Municipales approchant, le blog de Michel Destot connait un frémissement de billets. C’est ainsi qu’il est possible d’apprendre que, lundi 5 août, le maire sortant de Grenoble s’est rendu chez Cowork, société de travail partagé. Cette société est une remarquable réussite méritant un environnement considérablement plus porteur (locaux, financements, promotions …).
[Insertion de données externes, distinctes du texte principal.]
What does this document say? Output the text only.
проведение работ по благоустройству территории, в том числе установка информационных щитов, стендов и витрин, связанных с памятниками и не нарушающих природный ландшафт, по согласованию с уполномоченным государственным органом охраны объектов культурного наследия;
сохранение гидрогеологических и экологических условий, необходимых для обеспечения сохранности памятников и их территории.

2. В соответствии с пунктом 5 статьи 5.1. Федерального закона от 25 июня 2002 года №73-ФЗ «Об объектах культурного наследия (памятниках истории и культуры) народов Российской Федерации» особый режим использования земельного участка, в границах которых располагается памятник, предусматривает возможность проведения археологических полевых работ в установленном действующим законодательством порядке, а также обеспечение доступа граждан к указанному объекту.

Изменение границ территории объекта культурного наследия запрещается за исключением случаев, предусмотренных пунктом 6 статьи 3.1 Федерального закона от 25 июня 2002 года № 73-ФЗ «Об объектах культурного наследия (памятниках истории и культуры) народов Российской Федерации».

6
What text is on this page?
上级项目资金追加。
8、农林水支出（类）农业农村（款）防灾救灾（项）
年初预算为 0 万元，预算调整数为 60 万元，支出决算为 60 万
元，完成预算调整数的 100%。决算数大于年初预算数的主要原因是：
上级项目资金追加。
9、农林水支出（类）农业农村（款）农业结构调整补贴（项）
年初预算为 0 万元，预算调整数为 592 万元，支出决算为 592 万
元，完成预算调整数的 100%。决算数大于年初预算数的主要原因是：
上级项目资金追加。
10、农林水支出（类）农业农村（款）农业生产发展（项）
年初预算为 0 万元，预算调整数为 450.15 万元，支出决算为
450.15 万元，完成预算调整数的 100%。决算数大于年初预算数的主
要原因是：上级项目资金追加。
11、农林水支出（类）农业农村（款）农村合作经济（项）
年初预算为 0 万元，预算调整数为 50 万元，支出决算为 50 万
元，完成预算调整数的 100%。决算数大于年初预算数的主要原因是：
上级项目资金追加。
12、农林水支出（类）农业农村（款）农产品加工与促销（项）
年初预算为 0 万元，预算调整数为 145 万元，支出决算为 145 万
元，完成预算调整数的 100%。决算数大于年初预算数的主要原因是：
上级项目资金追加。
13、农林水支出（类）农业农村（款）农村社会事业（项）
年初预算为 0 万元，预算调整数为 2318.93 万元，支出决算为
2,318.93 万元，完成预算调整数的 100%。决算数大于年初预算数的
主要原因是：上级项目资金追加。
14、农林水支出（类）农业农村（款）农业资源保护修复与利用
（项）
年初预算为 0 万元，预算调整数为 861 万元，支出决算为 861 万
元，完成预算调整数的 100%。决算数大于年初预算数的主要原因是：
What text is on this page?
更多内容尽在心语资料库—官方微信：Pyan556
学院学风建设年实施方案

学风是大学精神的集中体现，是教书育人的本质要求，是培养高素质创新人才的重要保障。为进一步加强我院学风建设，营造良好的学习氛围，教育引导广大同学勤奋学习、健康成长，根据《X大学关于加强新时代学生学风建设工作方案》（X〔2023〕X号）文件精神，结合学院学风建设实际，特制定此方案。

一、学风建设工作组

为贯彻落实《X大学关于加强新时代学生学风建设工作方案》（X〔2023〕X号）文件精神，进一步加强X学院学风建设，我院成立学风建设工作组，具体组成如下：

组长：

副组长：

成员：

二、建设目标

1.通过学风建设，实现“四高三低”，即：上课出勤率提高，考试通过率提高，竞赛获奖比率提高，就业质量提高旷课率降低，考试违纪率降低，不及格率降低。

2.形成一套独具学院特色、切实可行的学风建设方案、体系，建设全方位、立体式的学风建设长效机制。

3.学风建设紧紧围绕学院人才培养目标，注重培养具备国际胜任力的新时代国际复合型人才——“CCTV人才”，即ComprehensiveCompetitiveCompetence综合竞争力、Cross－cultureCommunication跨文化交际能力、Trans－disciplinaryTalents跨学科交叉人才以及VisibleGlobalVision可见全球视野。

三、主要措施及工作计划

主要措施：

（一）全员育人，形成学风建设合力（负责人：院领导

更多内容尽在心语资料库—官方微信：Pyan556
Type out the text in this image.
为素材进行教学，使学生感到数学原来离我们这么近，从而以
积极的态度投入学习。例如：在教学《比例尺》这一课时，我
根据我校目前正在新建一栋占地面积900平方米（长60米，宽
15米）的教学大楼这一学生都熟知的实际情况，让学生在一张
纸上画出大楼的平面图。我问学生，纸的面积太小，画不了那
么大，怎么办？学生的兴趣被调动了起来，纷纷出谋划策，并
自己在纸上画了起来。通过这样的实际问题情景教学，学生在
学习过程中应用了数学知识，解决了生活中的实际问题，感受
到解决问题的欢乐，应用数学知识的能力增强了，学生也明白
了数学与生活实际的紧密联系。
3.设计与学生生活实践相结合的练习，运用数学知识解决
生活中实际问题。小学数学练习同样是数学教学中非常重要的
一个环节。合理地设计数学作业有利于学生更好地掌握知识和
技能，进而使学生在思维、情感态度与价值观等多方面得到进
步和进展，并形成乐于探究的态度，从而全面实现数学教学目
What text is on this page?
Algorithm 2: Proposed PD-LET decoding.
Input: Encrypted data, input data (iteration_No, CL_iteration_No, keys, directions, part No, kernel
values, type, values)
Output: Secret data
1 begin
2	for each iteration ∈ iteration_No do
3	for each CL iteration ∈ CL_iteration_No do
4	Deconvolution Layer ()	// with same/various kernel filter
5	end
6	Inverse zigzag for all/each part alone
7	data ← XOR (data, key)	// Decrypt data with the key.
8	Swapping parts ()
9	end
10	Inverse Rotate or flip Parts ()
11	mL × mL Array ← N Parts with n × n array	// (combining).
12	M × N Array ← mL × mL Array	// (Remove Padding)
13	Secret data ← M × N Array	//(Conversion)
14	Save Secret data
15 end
Une société qui, en fin de billet, est félicitée pour « être en phase avec la créativité de notre ville« .
Ce billet dénote, si besoin était, les trois griefs majeurs qui doivent être effectués à la politique économique municipale.
1) Une culture de « l’économie dirigée » :
une entreprise n’a pas à être « en phase » avec la « créativité d’une ville ». Elle doit être libre, en phase avec le seul marché.
2) Cette culture de l’appropriation publique de l’initiative économique correspond à « l’esprit CEA » qui vit sur les fonds publics, où les relations incestueuses entre le public et le privé sont permanentes, institutionnelles.
3) Cette culture locale du « tout CEA » a conduit à délaisser d’autres pans entiers de l’économie locale dont le numérique.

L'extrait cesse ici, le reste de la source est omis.